Year of reckoning


2012 WHAT’S NEXT – POLITICS
By JOCELINE TAN, THE STAR

The general election is all anybody can think about as 2012 arrives and the Mother Of All Battles looms in Malaysian politics.

EVERYTHING in this country has had a tinge of politics to it since the political tsunami of 2008. In fact, there has been too much politics and gamesmanship in too many issues.

But 2012 is likely to see the politics of the last four decades reach some sort of conclusion. Nope, the world is not going to end but as they say in the movies, get ready for the Mother Of All Battles, namely the 13th general election.

Political analysts have been predicting early polls every year since March 2008, and they have been embarrassingly wrong. Despite having been in the public eye for so many decades, Prime Minister Datuk Seri Najib Tun Razak has been quite difficult to read, and very few thought that he would go the full term before seeking his own mandate.

It has been one long guessing game with people predicting an election every few months or every time the ruling coalition came up with some goodies for the rakyat. In fact, one of the most asked question last year was on when the general election would be.

But the long wait is about to be over. The Barisan Nasional will touch the final 12 months of its mandate in March 2012 and after that, all political parties will be in election mode. The usual political pundits are predicting polls by the March school holidays but political insiders say that anytime after June is a better bet.

The Prime Minister, they say, is determined to leave as little options as possible to the four Pakatan Rakyat states to not come along in the polls. Conventional wisdom has it that this will be the definitive election after the one that caught everyone on the backfoot. Both sides are hungry to arrive first in Putrajaya, and this is going to make 2012 a very exciting and unprecedented year in politics.

Hopefully, it will not get ugly and the winners will show magnanimity and the losers, grace.

A great deal of 2012’s politics will be geared towards the Mother Of All Battles. Everything else will sort of pale in comparison. But as the year opens, national attention will be on the court verdict of Datuk Seri Anwar Ibrahim’s sodomy trial on Jan 9.

The verdict is finally coming more than three years after Anwar was charged with sodomising his aide Saiful Bukhari Azlan. Anwar was touted as “Malaysia’s 7th Prime Minister” during the PKR national congress in Johor last month. But the court verdict will decide whether the PKR’s de facto leader will still be in the running for the title or if it’s the end of the road for him.

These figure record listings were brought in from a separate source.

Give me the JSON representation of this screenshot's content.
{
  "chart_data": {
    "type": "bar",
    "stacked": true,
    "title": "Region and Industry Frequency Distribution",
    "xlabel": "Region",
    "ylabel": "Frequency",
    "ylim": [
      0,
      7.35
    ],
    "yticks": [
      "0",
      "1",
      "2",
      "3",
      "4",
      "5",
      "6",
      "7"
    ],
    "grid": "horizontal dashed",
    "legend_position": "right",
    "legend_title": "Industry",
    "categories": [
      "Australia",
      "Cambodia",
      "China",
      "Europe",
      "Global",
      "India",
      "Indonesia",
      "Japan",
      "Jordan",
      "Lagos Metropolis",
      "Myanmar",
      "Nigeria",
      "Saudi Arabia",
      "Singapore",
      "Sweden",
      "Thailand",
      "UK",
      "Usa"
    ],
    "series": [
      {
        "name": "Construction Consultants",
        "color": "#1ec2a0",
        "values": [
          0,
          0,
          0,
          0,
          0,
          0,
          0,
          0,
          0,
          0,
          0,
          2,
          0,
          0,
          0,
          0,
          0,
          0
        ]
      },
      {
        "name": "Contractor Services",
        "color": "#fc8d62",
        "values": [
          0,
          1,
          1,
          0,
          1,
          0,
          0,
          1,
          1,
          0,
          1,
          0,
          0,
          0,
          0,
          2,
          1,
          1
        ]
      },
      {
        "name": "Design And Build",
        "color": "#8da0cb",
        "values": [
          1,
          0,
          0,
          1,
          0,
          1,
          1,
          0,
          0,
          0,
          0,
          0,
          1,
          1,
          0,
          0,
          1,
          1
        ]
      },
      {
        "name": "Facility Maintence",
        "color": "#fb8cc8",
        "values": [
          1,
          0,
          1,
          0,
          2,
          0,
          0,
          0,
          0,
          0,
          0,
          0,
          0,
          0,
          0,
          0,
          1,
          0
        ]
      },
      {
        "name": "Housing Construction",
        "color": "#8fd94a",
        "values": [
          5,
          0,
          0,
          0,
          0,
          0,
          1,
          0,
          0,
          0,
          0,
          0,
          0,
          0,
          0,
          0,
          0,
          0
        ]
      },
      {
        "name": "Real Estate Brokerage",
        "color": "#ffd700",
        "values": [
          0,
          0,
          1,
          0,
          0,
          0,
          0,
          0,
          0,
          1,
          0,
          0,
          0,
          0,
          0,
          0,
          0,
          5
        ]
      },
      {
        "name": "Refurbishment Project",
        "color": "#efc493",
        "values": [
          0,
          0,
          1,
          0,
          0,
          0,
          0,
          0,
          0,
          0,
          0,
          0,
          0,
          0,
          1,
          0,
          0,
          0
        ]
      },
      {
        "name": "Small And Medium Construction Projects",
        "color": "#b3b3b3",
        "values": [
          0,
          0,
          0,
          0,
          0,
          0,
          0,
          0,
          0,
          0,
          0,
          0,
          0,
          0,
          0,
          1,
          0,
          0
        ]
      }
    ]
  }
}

The court decision will also impact on Pakatan’s strategy and plans for the general election. It needs a prime minister candidate with cross-sectional appeal. For Malaysia’s most controversial politician, 2012 will be a year of reckoning.

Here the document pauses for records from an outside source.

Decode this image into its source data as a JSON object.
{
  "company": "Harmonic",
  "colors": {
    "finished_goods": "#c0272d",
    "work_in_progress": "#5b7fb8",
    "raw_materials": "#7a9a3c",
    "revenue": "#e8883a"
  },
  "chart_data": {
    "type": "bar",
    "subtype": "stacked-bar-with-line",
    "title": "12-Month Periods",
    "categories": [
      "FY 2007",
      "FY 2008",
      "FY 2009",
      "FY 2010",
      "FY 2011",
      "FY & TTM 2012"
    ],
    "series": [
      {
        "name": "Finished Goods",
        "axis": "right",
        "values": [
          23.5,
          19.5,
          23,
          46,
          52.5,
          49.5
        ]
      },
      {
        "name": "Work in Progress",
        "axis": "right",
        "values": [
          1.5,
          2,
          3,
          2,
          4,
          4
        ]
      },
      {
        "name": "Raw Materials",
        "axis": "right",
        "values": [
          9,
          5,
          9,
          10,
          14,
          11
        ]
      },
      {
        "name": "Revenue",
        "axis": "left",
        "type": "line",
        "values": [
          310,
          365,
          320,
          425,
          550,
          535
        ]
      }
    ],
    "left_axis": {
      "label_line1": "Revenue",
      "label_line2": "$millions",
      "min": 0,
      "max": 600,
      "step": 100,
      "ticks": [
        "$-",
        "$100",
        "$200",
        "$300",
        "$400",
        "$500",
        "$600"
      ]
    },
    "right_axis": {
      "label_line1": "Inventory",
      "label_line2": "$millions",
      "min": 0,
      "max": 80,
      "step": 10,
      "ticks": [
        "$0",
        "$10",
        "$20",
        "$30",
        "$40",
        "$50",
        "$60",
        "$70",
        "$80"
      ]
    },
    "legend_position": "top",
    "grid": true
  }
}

This year ended with the political spotlight trained on Wanita Umno chief Datuk Seri Shahrizat Abdul Jalil who struggled to keep her head afloat over the National Feedlot Corporation controversy which involves her family. The last time something so devastating has hit her was when she was defeated in Lembah Pantai by Nurul Izzah Anwar.

Shahrizat, who is also a Cabinet member, sailed through the Umno general assembly without any open censure from her party. But the pressure on her to take responsibility has not subsided, and even Tun Dr Mahathir Mohamad, the man who had handpicked her as a candidate in the 1995 general election, is sceptical that she can continue.

The controversy will continue to dog her in 2012 and all eyes will be on how she handles the pressure and whether she will cave in or defy her critics and cling on.

The politics of 2012 will also hinge on the reforms that the ruling coalition has promised, especially the new legislation that will replace the abolished ISA, and also the electoral reforms that have been the rallying cry of Pakatan politicians.

And before the big battle takes place there will be lots politicking and even fights within individual political parties as aspirants lobby to be picked as candidates. This time around, the disease of people doing what it takes to become candidates will not be confined to the Barisan parties. The Pakatan parties have also caught the disease big-time.

This has to do with the intoxicating taste of power, and the perks and material rewards that come with it. The recent warlord-godfather fight in the Penang DAP was basically about staking the territory for certain candidates. There will be more of such tussles as 2012 builds up to the Mother Of All Battles.

The world is apparently not going to end in 2012 but for whichever side loses in this election, it will surely feel like the end of the world.